In autumn 1985, when Sinclair Research’s management structures were being firmed up, and the company was frantically courting the City for backing, spokesmen for the company were suddenly anxious to point out that Sir Clive’s managerial qualities had been much maligned. At worst, he was presented as a man who is quickly bored by the responsibilities of administration, and it was made clear that his confessions of inadequacy were merely the natural modesty of the renaissance man:

There is no point in Clive making every decision. Ninety-nine per cent of them are decisions which just bore him.

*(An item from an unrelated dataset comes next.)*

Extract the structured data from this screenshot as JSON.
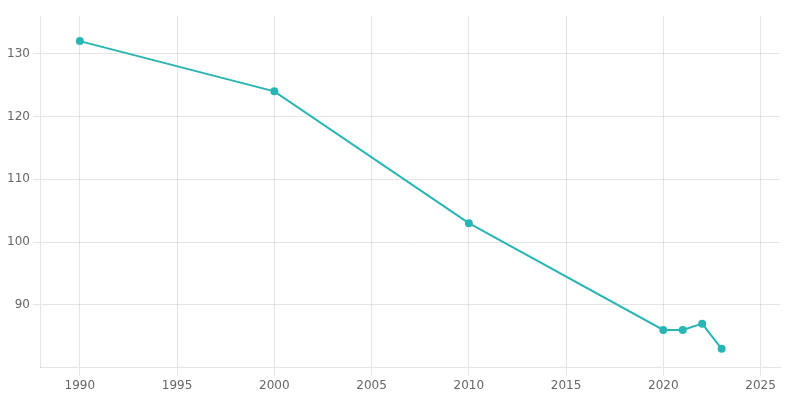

He’s not going to worry about detailed nitty-gritty production schedules ... So that the reason that he’s been encouraged to develop the management structure is so that he’s freed to look at the things which interest him most ... The crucial thing is how many guys can one man manage directly. That’s the whole pivotal point. Up until that point you don’t need a [management] structure from the operational point of view, because that one man has the capacity to do it. Clive is quite remarkable - he can handle an awful lot of people by comparison with most. I would set the average limit at seven ... People can go on managing more people than they should do for quite extended Periods of time, but I would say that [Clive can directly manage] well over twenty people, which is quite staggering, and it might be higher than that. (Interview with Hugo Davenport, 22 October 1985.)